Os acordos foram assinados pela 4ª promotora de Justiça de Sousa, Flávia Cesarino de Sousa Benigno, juntamente com os prefeitos das quatro cidades. A iniciativa busca garantir o cumprimento das normas sanitárias e evitar irregularidades na entrega e registro de medicamentos adquiridos pelas prefeituras.

De acordo com a promotora, os TACs determinam que os servidores responsáveis pelo recebimento confiram as quantidades entregues em relação às notas fiscais e aos pedidos efetuados, verificando ainda informações obrigatórias, como o número do lote e a data de validade, que devem coincidir com as embalagens.

“Identificamos que, em alguns municípios da região, os medicamentos estavam sendo recebidos sem a devida conferência, o que pode gerar problemas graves na gestão pública e até ilícitos administrativos. O objetivo do TAC é orientar e garantir que o processo seja feito com segurança e transparência”, explicou Flávia Cesarino.

Entre os pontos acordados, ficou definido que:

  • A Farmácia Básica de cada município deverá manter registro documental — preferencialmente eletrônico — assinado pelo servidor responsável, junto às notas fiscais.
  • Cargas em desacordo com os requisitos deverão ser devolvidas de imediato ou colocadas em quarentena até definição sobre sua destinação.
  • Em até seis meses, todos os editais de licitação e contratos de fornecimento de medicamentos deverão incluir a obrigatoriedade de constar lote e validade nas notas fiscais.

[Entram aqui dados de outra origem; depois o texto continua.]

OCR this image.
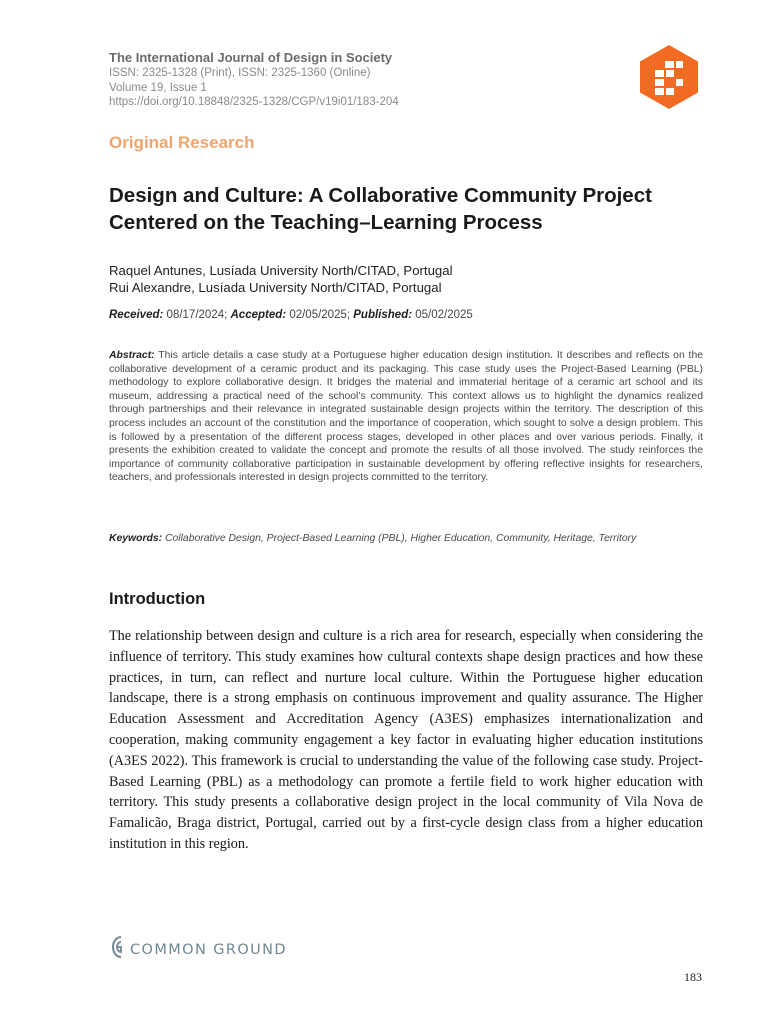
The International Journal of Design in Society
ISSN: 2325-1328 (Print), ISSN: 2325-1360 (Online)
Volume 19, Issue 1
https://doi.org/10.18848/2325-1328/CGP/v19i01/183-204
Original Research
Design and Culture: A Collaborative Community Project Centered on the Teaching–Learning Process
Raquel Antunes, Lusíada University North/CITAD, Portugal
Rui Alexandre, Lusíada University North/CITAD, Portugal
Received: 08/17/2024; Accepted: 02/05/2025; Published: 05/02/2025
Abstract: This article details a case study at a Portuguese higher education design institution. It describes and reflects on the collaborative development of a ceramic product and its packaging. This case study uses the Project-Based Learning (PBL) methodology to explore collaborative design. It bridges the material and immaterial heritage of a ceramic art school and its museum, addressing a practical need of the school’s community. This context allows us to highlight the dynamics realized through partnerships and their relevance in integrated sustainable design projects within the territory. The description of this process includes an account of the constitution and the importance of cooperation, which sought to solve a design problem. This is followed by a presentation of the different process stages, developed in other places and over various periods. Finally, it presents the exhibition created to validate the concept and promote the results of all those involved. The study reinforces the importance of community collaborative participation in sustainable development by offering reflective insights for researchers, teachers, and professionals interested in design projects committed to the territory.
Keywords: Collaborative Design, Project-Based Learning (PBL), Higher Education, Community, Heritage, Territory
Introduction
The relationship between design and culture is a rich area for research, especially when considering the influence of territory. This study examines how cultural contexts shape design practices and how these practices, in turn, can reflect and nurture local culture. Within the Portuguese higher education landscape, there is a strong emphasis on continuous improvement and quality assurance. The Higher Education Assessment and Accreditation Agency (A3ES) emphasizes internationalization and cooperation, making community engagement a key factor in evaluating higher education institutions (A3ES 2022). This framework is crucial to understanding the value of the following case study. Project-Based Learning (PBL) as a methodology can promote a fertile field to work higher education with territory. This study presents a collaborative design project in the local community of Vila Nova de Famalicão, Braga district, Portugal, carried out by a first-cycle design class from a higher education institution in this region.
COMMON GROUND
183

O descumprimento poderá levar à nulidade dos contratos e à execução judicial do TAC.

A medida segue as orientações da Resolução da Diretoria Colegiada (RDC) nº 304/2009 da Anvisa, que exige, no ato de recebimento, a verificação e registro das condições de transporte, armazenagem, número de lote, data de validade, integridade da carga e conferência com os pedidos realizados.

Com o TAC, o MPPB busca garantir maior controle, qualidade e segurança na gestão de medicamentos destinados à população dos quatro municípios da região de Sousa.